This web app is a simple MNIST classifier with an explanation component. The black square below is a canvas you can draw on (with a finger or a mouse, depending on your device). After clicking submit, the canvas content is sent to the model for classification. The results show the model's softmax output (the probabilities that the input belongs to each class), followed by an explanation of why the model thinks the highest-probability class is the correct one. An explanation of the explanation process is in the paragraph below. The interesting part of the explanation is that we can figure out how to fool a model into confidently returning a response even if we just give it something semantically meaningless (see examples below).
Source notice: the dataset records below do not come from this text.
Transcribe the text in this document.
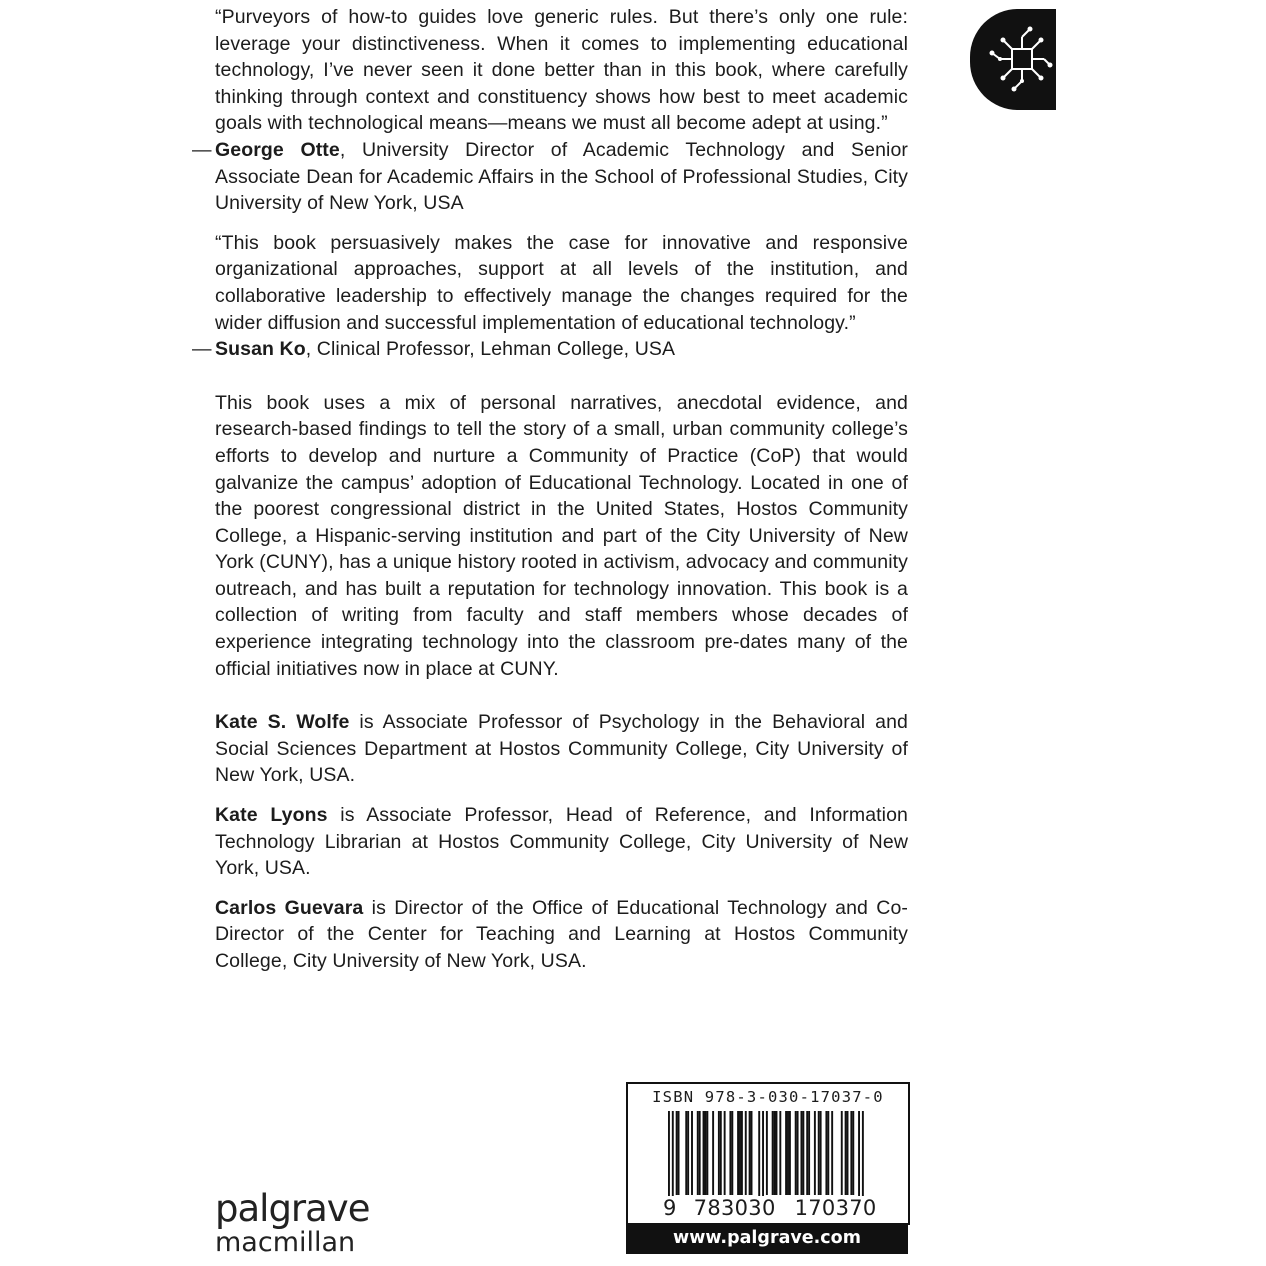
“Purveyors of how-to guides love generic rules. But there’s only one rule: leverage your distinctiveness. When it comes to implementing educational technology, I’ve never seen it done better than in this book, where carefully thinking through context and constituency shows how best to meet academic goals with technological means—means we must all become adept at using.”

— George Otte, University Director of Academic Technology and Senior Associate Dean for Academic Affairs in the School of Professional Studies, City University of New York, USA

“This book persuasively makes the case for innovative and responsive organizational approaches, support at all levels of the institution, and collaborative leadership to effectively manage the changes required for the wider diffusion and successful implementation of educational technology.”

— Susan Ko, Clinical Professor, Lehman College, USA

This book uses a mix of personal narratives, anecdotal evidence, and research-based findings to tell the story of a small, urban community college’s efforts to develop and nurture a Community of Practice (CoP) that would galvanize the campus’ adoption of Educational Technology. Located in one of the poorest congressional district in the United States, Hostos Community College, a Hispanic-serving institution and part of the City University of New York (CUNY), has a unique history rooted in activism, advocacy and community outreach, and has built a reputation for technology innovation. This book is a collection of writing from faculty and staff members whose decades of experience integrating technology into the classroom pre-dates many of the official initiatives now in place at CUNY.

Kate S. Wolfe is Associate Professor of Psychology in the Behavioral and Social Sciences Department at Hostos Community College, City University of New York, USA.

Kate Lyons is Associate Professor, Head of Reference, and Information Technology Librarian at Hostos Community College, City University of New York, USA.

Carlos Guevara is Director of the Office of Educational Technology and Co-Director of the Center for Teaching and Learning at Hostos Community College, City University of New York, USA.

palgrave
macmillan
ISBN 978-3-030-17037-0
9 783030 170370
www.palgrave.com
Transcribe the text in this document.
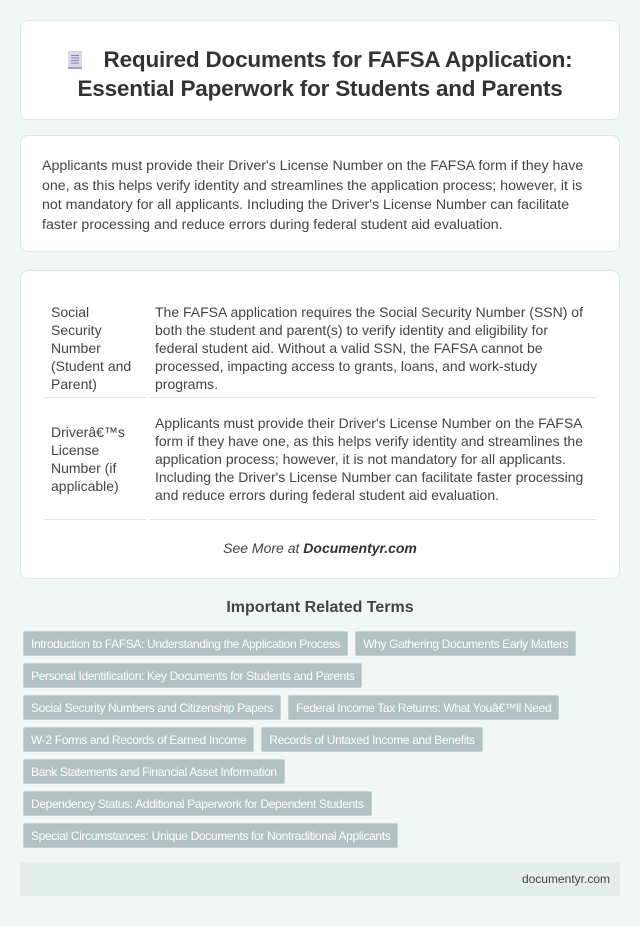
Required Documents for FAFSA Application: Essential Paperwork for Students and Parents

Applicants must provide their Driver's License Number on the FAFSA form if they have one, as this helps verify identity and streamlines the application process; however, it is not mandatory for all applicants. Including the Driver's License Number can facilitate faster processing and reduce errors during federal student aid evaluation.

Social Security Number (Student and Parent)	The FAFSA application requires the Social Security Number (SSN) of both the student and parent(s) to verify identity and eligibility for federal student aid. Without a valid SSN, the FAFSA cannot be processed, impacting access to grants, loans, and work-study programs.
Driverâ€™s License Number (if applicable)	Applicants must provide their Driver's License Number on the FAFSA form if they have one, as this helps verify identity and streamlines the application process; however, it is not mandatory for all applicants. Including the Driver's License Number can facilitate faster processing and reduce errors during federal student aid evaluation.
See More at Documentyr.com
Important Related Terms
Introduction to FAFSA: Understanding the Application Process	Why Gathering Documents Early Matters
Personal Identification: Key Documents for Students and Parents
Social Security Numbers and Citizenship Papers	Federal Income Tax Returns: What Youâ€™ll Need
W-2 Forms and Records of Earned Income	Records of Untaxed Income and Benefits
Bank Statements and Financial Asset Information
Dependency Status: Additional Paperwork for Dependent Students
Special Circumstances: Unique Documents for Nontraditional Applicants
documentyr.com
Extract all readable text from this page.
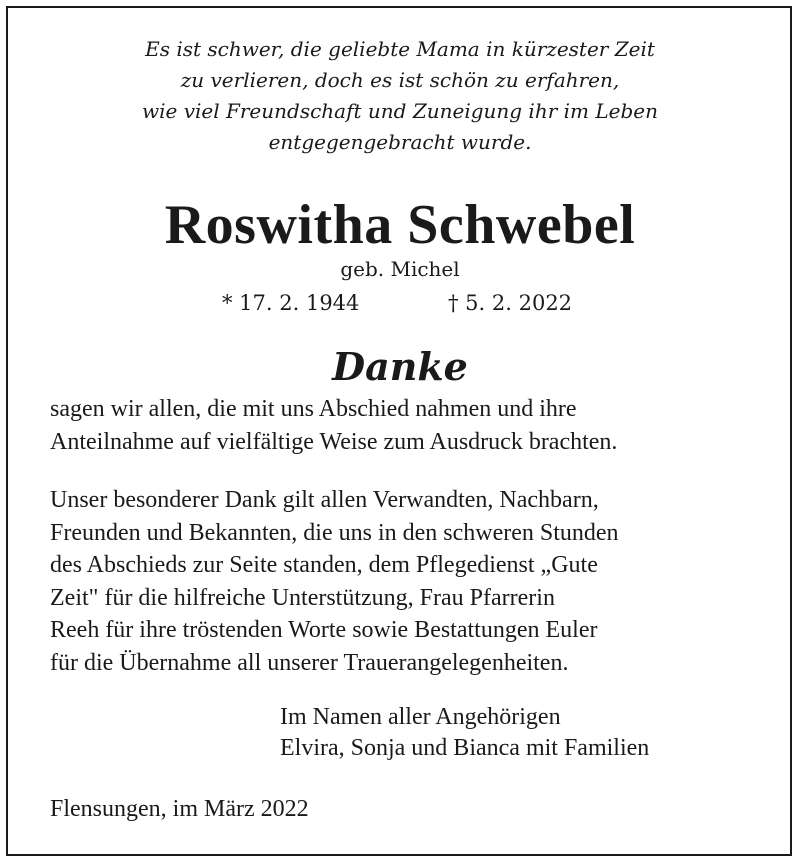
Es ist schwer, die geliebte Mama in kürzester Zeit
zu verlieren, doch es ist schön zu erfahren,
wie viel Freundschaft und Zuneigung ihr im Leben
entgegengebracht wurde.
Roswitha Schwebel
geb. Michel
* 17. 2. 1944	† 5. 2. 2022
Danke
sagen wir allen, die mit uns Abschied nahmen und ihre
Anteilnahme auf vielfältige Weise zum Ausdruck brachten.
Unser besonderer Dank gilt allen Verwandten, Nachbarn,
Freunden und Bekannten, die uns in den schweren Stunden
des Abschieds zur Seite standen, dem Pflegedienst „Gute
Zeit" für die hilfreiche Unterstützung, Frau Pfarrerin
Reeh für ihre tröstenden Worte sowie Bestattungen Euler
für die Übernahme all unserer Trauerangelegenheiten.
Im Namen aller Angehörigen
Elvira, Sonja und Bianca mit Familien
Flensungen, im März 2022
This all shows us just how easy it is to fool AI, and maybe why we shouldn't put too much trust in its results.
This classifier returns three pieces of data. The original input image, the softmax probabilities of the classifier, and the explanation
for why a classification has been made. The explanation is the most interesting part because we can have the model explain the classification
it has given, which opens up the otherwise closed-box AI system.
The heat map shows us the parts of the image that are important to the classification. Red indicates a positive contribution to the class, grey
does not contribute to the class, and blue areas reduce the class probability. This is produced using Integrated Gradients
from the Captum library.
To compute the integrated gradients of a model \(F\), we start with the input to the model \(x\) and a baseline \(x'\). The baseline is essentially an input
that should elicit no meaningful response from the network (a response that is as uniform as possible). In the case of images, this would be a black image.
We select a dimension \(i\) (a pixel in the case of images) and take a path integral of the gradient along a linear interpolation from \(x\) to \(x'\):
\[
IG_i(x) := (x_i - x_i') \cdot \int^1_{\alpha=0} \frac{\partial F (x' + \alpha (x-x'))}{\partial x_i} d\alpha
\]
Since \(\alpha \in [0,1]\), we gradually move along the path from a completely black image to the original colour version. While this is happening,
we're paying close attention to the rate of change of the model output with respect to \(x_i\). This allows us to understand the importance of dimension \(i\) to
the classification. Doing this for each pixel (or group of pixels) will enable us to see what parts of the input contribute most strongly to the output!
We can start with a basic classification task.
From this we can see that the top of the 5 is important (a squared off 'c'), followed by the end of the hook. So what happens if we remove the centre part of the 5?
It's still pretty confident it's a 5. But as a human we can kind of tell it's still a 5. But from that last run we can see that we can represent a 5 with just three lines:
The model is still quite sure that's a 5!